藝という字の語源は「ものを植える」こと。
人間の精神において内的に成長していく価値体験を植え付ける技である。
芸という字の語源は、「草を刈り取る」ことであり、本来的な意味が変わってしまう。精神の特殊な現象形態の一つとして芸術を考える。

人間の理想は真善美。真は論理学、善は倫理学、美は美学の課題。最高の理想を考える仕事は哲学の課題。美は人間の知性の中に座を占め、知覚の対象の有無に関わらず存続する事を意味する。と、真善美の中で美を最高の価値を有する者として位置付ける。

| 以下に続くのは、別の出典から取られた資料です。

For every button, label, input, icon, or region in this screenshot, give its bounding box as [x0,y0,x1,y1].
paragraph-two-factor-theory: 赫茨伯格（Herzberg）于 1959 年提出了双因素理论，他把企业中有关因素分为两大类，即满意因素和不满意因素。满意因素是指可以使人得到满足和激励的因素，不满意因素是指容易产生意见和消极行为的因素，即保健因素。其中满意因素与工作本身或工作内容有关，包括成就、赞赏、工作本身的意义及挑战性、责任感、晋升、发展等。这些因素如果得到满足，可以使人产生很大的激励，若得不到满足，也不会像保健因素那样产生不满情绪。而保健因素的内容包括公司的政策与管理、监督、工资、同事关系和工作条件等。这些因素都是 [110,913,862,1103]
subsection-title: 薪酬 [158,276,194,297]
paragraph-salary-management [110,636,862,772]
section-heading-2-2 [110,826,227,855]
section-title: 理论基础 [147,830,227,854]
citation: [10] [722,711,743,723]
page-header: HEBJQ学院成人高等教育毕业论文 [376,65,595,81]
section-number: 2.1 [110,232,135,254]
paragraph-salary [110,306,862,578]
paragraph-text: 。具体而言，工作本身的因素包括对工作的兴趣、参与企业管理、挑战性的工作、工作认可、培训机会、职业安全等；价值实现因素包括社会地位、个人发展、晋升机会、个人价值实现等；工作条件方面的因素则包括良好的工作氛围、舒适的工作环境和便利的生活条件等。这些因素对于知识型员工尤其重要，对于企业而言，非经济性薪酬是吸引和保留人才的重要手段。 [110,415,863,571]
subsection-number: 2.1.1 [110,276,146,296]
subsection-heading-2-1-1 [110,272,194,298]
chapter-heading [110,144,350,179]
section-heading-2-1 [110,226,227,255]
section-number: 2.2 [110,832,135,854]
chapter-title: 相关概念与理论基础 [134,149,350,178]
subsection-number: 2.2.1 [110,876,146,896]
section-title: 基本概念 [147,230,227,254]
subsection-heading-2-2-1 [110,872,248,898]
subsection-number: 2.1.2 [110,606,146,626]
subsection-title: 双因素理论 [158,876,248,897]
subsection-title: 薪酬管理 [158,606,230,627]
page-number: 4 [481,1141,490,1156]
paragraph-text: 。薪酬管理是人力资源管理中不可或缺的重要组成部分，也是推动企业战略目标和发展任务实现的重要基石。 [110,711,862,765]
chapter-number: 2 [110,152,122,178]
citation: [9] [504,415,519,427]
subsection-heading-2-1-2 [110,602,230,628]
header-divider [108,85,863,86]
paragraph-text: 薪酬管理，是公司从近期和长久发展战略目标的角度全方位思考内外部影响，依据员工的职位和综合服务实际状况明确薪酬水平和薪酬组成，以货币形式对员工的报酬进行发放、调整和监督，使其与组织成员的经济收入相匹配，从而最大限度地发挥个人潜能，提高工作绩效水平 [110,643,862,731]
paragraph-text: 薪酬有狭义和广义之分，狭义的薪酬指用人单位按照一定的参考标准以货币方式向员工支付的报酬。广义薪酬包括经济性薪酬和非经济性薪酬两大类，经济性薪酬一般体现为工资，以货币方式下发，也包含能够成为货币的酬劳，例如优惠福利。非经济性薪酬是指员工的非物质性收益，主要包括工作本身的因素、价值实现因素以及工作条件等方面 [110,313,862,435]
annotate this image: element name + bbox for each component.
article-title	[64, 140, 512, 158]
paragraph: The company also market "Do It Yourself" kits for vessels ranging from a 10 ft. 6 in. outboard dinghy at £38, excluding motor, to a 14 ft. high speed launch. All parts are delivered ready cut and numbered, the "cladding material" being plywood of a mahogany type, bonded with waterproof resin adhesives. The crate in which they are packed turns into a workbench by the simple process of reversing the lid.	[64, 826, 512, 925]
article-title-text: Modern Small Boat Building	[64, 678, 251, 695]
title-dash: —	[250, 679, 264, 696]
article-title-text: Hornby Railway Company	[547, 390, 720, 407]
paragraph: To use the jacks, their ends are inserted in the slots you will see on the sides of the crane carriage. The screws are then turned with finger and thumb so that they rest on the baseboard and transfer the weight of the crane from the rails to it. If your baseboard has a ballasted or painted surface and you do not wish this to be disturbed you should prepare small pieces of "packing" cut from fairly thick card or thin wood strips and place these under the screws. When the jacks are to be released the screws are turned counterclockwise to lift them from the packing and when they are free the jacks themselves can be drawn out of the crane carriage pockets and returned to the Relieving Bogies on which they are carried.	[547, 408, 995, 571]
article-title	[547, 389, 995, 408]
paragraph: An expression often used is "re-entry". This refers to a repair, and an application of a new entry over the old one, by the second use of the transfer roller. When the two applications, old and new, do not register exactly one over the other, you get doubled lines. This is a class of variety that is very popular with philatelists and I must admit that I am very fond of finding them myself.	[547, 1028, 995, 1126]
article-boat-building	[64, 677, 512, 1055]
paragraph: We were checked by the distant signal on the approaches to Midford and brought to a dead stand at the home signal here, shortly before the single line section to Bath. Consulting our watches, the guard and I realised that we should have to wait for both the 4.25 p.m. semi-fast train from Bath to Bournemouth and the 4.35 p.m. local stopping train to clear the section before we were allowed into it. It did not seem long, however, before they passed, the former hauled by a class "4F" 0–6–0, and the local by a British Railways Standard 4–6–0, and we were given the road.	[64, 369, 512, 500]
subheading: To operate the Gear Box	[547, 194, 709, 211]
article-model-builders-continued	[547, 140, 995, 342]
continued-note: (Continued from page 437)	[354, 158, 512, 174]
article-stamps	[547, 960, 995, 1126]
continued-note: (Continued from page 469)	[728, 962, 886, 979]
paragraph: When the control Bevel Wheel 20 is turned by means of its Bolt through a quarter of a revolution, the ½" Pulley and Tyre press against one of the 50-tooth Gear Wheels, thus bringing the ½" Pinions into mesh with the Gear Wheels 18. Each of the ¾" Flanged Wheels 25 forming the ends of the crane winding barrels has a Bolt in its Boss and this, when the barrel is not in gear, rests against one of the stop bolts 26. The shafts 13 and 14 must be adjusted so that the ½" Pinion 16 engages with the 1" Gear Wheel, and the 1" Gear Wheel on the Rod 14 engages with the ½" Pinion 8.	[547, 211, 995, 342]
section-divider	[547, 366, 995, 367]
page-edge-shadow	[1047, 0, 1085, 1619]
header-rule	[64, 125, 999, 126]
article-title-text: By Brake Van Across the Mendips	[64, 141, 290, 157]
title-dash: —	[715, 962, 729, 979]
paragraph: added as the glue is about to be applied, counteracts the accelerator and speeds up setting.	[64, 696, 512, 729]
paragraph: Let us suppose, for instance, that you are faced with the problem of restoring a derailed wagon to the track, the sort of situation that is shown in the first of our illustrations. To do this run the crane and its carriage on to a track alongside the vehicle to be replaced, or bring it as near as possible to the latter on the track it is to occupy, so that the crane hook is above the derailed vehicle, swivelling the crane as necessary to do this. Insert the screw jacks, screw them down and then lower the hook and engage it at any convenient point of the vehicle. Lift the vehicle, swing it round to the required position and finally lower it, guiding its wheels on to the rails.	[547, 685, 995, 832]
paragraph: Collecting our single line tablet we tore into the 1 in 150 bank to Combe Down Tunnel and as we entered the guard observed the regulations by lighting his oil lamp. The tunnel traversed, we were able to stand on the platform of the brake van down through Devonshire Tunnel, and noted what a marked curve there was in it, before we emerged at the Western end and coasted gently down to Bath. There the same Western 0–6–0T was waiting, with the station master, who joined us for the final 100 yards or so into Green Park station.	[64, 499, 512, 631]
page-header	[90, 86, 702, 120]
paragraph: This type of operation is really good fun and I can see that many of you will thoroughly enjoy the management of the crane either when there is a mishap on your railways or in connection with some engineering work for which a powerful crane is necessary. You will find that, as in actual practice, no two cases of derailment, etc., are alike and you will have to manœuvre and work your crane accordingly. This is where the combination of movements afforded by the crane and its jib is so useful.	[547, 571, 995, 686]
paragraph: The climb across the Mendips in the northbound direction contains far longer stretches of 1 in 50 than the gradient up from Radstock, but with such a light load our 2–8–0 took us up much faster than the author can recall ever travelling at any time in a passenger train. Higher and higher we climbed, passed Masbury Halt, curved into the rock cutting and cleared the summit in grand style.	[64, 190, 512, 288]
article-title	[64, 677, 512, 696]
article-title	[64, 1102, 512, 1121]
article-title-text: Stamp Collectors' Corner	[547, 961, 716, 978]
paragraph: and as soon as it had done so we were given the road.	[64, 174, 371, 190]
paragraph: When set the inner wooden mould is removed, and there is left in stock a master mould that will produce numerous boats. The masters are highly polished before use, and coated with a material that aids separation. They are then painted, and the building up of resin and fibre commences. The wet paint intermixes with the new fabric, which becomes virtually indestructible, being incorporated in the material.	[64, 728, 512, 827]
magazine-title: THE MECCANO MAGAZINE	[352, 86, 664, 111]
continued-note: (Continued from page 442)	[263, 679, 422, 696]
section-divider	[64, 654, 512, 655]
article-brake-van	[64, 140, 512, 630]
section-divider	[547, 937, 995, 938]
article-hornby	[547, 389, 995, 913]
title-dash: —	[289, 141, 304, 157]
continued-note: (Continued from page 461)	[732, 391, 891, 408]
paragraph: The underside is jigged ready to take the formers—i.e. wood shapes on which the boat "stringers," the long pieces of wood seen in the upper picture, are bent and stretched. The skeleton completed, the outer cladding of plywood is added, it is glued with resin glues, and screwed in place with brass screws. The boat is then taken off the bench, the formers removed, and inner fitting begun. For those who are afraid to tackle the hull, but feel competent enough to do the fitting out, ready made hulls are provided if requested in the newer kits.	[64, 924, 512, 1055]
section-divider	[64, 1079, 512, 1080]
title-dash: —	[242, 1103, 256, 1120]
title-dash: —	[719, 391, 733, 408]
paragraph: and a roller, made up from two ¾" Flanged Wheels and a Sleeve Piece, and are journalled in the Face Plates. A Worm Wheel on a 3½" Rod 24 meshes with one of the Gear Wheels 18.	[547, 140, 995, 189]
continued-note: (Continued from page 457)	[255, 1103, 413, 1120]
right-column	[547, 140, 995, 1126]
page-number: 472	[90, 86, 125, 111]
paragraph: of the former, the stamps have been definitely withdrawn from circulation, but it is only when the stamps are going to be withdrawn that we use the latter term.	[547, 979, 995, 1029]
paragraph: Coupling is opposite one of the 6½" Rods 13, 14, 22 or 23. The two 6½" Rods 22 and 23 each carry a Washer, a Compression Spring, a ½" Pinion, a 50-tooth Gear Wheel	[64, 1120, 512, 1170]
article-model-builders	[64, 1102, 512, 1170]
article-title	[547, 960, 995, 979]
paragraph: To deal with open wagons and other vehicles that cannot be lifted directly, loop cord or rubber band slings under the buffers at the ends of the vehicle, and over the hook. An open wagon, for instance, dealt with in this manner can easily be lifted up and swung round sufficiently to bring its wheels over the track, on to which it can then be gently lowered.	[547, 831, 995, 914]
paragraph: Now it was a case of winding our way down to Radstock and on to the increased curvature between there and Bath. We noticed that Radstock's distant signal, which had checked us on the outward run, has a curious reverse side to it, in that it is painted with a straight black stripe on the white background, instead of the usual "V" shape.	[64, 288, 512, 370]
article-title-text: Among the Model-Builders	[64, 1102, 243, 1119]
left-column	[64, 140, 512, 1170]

芸術の時間は、物理的時間性と論理的無時間性を止揚した第三の時間をもち
概念的な認識が到達できない場所を象徴によって暗示するのだという。

「芸術を通して美を考えることは人間の自己理解や自己反省という哲学の本格的な歩みに一致する」 

自己の哲学を一口に示すと「美の教え」である」と述べたプラトンの『饗宴』の思想に基づき、理性を通じて作品との対話をおこなうことこそが作品の解釈だと考え、作品との対話を通じて美的価値の理解が成立すし、そのように芸術を通し美を練習することによって、私たちは生き方の美を学んでゆくのだと主張している。